I recently joined a group of NDA employees and others from across our industry at the 3rd national Women in Nuclear (WiN UK) conference in London.
A bigger body of support to effect change
Jack Gritt, President of WiN UK, told us that female membership of the Nuclear Institute, 19-22%, mirrors the percentage of women working across the industry. We’d all like to see this increase to maintain the pipeline of future talent.
What’s great is that there’s an exciting trend for those beginning their careers: nearly half of the Young Generation Network membership is female. Often, these young people are also involved in STEM ambassador work, promoting science and technology in schools which all helps to attract more professionals from the next generation. It made me realise that we all need to let the young know our industry exists and offers great career paths.
Jack Gritt told us her own 32-year nuclear career had humble beginnings and stressed that it was never too late to get qualifications.

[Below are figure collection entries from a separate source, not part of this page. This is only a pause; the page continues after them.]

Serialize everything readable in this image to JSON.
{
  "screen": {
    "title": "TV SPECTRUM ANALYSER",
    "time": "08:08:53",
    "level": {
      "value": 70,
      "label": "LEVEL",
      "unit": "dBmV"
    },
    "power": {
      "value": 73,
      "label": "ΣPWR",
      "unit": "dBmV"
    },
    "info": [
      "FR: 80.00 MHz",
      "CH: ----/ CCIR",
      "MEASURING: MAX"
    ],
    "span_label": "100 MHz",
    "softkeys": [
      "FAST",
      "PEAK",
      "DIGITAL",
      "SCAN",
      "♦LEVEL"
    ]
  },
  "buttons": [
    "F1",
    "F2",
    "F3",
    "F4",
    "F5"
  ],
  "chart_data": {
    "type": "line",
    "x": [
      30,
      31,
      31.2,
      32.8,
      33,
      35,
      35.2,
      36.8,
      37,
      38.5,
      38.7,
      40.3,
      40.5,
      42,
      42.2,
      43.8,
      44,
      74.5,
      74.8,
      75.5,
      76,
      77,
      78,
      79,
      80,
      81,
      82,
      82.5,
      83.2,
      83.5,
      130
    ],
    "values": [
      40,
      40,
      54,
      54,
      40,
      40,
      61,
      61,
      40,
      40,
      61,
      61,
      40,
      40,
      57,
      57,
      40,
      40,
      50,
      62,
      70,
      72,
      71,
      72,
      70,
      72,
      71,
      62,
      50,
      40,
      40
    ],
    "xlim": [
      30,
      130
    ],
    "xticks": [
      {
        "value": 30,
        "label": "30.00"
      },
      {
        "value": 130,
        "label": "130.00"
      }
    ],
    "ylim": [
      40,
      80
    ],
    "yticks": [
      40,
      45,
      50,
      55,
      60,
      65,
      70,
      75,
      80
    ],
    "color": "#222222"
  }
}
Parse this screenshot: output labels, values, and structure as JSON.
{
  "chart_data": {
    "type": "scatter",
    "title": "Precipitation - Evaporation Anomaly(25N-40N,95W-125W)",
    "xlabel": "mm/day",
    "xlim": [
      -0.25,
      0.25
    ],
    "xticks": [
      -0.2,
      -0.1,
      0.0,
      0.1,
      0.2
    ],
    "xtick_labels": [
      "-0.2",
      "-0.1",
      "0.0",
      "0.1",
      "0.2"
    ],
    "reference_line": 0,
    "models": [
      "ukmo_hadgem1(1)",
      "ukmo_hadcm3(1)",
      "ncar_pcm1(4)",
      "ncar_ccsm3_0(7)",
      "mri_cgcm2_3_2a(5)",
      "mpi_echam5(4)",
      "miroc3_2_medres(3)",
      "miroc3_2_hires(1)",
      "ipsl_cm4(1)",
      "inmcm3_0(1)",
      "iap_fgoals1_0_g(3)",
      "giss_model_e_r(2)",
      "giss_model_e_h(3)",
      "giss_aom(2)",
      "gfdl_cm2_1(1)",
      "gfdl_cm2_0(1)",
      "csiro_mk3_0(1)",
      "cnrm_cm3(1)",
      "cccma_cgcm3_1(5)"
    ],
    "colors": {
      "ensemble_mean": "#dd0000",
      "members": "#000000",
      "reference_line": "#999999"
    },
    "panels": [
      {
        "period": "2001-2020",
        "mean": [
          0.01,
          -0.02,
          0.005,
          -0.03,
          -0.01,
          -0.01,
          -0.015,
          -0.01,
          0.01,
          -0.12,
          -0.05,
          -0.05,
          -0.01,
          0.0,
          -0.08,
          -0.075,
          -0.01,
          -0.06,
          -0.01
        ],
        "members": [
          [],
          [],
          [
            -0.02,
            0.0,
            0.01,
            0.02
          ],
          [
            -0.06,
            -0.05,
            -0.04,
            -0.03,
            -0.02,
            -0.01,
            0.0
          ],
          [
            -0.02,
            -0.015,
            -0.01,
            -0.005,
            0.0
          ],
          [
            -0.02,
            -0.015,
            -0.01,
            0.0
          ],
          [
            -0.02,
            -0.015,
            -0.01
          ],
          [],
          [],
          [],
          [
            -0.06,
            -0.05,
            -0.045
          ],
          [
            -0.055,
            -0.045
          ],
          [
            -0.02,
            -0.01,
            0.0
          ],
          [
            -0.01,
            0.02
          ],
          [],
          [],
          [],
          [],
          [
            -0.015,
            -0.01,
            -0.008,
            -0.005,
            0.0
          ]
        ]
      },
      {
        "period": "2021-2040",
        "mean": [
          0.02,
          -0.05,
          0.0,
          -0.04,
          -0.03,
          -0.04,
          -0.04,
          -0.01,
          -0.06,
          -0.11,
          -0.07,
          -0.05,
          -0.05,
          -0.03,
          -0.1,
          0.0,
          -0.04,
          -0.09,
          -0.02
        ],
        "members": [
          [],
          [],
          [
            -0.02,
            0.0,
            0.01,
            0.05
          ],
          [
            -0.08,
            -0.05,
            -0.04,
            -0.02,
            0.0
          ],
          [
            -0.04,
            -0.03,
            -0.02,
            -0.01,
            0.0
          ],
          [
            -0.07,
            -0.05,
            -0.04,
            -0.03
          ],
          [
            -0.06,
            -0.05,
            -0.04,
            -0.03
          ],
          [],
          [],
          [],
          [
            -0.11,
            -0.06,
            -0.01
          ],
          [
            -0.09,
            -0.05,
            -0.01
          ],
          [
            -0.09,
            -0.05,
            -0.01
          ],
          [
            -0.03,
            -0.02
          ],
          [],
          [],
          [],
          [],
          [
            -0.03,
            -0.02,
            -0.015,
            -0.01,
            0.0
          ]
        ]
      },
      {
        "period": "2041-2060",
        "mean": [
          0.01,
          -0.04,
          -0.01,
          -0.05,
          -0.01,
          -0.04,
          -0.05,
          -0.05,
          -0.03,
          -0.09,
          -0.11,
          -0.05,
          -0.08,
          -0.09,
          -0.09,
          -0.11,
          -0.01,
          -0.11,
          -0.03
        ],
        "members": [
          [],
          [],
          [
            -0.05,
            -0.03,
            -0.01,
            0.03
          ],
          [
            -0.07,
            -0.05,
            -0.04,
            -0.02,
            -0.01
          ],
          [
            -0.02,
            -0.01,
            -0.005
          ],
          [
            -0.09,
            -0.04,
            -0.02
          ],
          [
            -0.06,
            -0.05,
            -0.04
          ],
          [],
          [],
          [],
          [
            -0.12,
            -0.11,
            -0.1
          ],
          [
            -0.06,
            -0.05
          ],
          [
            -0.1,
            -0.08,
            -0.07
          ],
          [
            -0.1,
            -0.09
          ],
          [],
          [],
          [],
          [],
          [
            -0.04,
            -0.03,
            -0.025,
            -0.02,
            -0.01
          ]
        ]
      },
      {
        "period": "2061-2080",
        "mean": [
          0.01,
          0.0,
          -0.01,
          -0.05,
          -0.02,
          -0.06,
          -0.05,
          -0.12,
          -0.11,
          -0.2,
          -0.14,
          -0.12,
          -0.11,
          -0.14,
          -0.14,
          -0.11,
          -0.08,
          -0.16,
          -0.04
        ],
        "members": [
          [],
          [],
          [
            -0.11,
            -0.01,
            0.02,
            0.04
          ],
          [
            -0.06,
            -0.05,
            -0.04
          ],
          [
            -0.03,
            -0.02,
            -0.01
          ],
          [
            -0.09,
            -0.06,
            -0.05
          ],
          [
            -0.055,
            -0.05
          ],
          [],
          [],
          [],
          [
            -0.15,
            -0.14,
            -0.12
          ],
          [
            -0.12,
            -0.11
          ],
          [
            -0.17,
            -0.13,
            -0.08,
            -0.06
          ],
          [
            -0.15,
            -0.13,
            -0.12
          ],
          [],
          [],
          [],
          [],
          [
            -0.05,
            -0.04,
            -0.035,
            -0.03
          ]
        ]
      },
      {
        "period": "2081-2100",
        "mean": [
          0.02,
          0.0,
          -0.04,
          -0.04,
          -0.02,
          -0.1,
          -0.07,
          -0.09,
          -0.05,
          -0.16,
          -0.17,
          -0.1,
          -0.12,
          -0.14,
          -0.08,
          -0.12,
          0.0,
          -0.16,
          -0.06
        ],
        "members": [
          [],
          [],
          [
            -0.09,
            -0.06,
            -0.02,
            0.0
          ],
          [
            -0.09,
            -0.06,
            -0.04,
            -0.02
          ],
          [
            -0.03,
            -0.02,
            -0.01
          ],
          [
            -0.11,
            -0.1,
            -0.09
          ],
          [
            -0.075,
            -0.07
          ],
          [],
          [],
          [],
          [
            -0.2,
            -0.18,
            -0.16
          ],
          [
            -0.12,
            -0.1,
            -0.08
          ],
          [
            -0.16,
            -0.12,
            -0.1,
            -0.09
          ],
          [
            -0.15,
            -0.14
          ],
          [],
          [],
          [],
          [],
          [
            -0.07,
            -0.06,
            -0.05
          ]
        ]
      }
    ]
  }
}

There’s increasing commitment s across the industry. Under the leadership of NDA's Carole Jones, who is an Executive Member of WiN UK, we’ve seen 40 companies sign the WiN’s Industry Charter and make various pledges.
WiN also has new regional teams, led by Loretta Browne (Costain), that engage people in activities on diversity and inclusivity.
The message is clear: “The nuclear industry welcomes women”.
The Big Questions
Whilst statistics show that more diverse companies succeed, participants valued the less tangible benefits: positive contributions from different ways of thinking and expertise. Pete Lutwyche, from Jacobs, stated “Your heart and gut tells you that this different thinking drives performance”.
Most of the panel agreed that diversity should be part of the way organisations operate. Leaders should define a strategic direction and middle management should consider this when making decisions.
We all need to spread the word in actions, images and words. It’s about us all being role models, encouraging women to grasp opportunities to be the best they can be.
Taking action: culture of diversity and inclusivity
Organisational cultures that promote gender diversity are as critical for the nuclear industry as the safety culture.
An interesting analogy was discussed:
Olympic athletes travel around the world. Wherever they stay, a large team of people makes sure they have the best conditions. Someone cleans door handles to prevent microorganisms transferring onto athletes’ hands, someone ensures optimum room temperature for sleep, someone else manages nutrition. All these count, even if, in isolation, they appear as tiny drops in the ocean.
In the context of diversity, taking action is in everyone’s hands. Actions may or may not have a visible impact but all will count, and that’s everyone’s responsibility.
Members of the audience were left with a clear sense of direction towards making efforts in diversity and inclusivity. Everyone reached an implicit agreement that action was required. The question was when, where and how.
So what will you do?
What can your business do?
Join other organisations in signing up to the WiN Industry Charter and pledge to improve diversity and inclusivity.
If your organisation wants to help, you might consider corporate sponsorship of the MentroSET scheme.
What can individuals do?
I’ve been inspired to volunteer for the Industry Guidance Committee.
There are lots of activities that you can participate in.
WiN UK has regional teams and seeks support from those committed to change.
Watch out for the opportunities to be involved in speed mentoring session that connect smart, bright people and support careers.
Be a role model that inspires the next generation.
Women in Nuclear UK (WiN UK)
WiN UK was formed in 2014 as a not-for-profit making organisation run by volunteers and became a branch of the Nuclear Institute in 2016.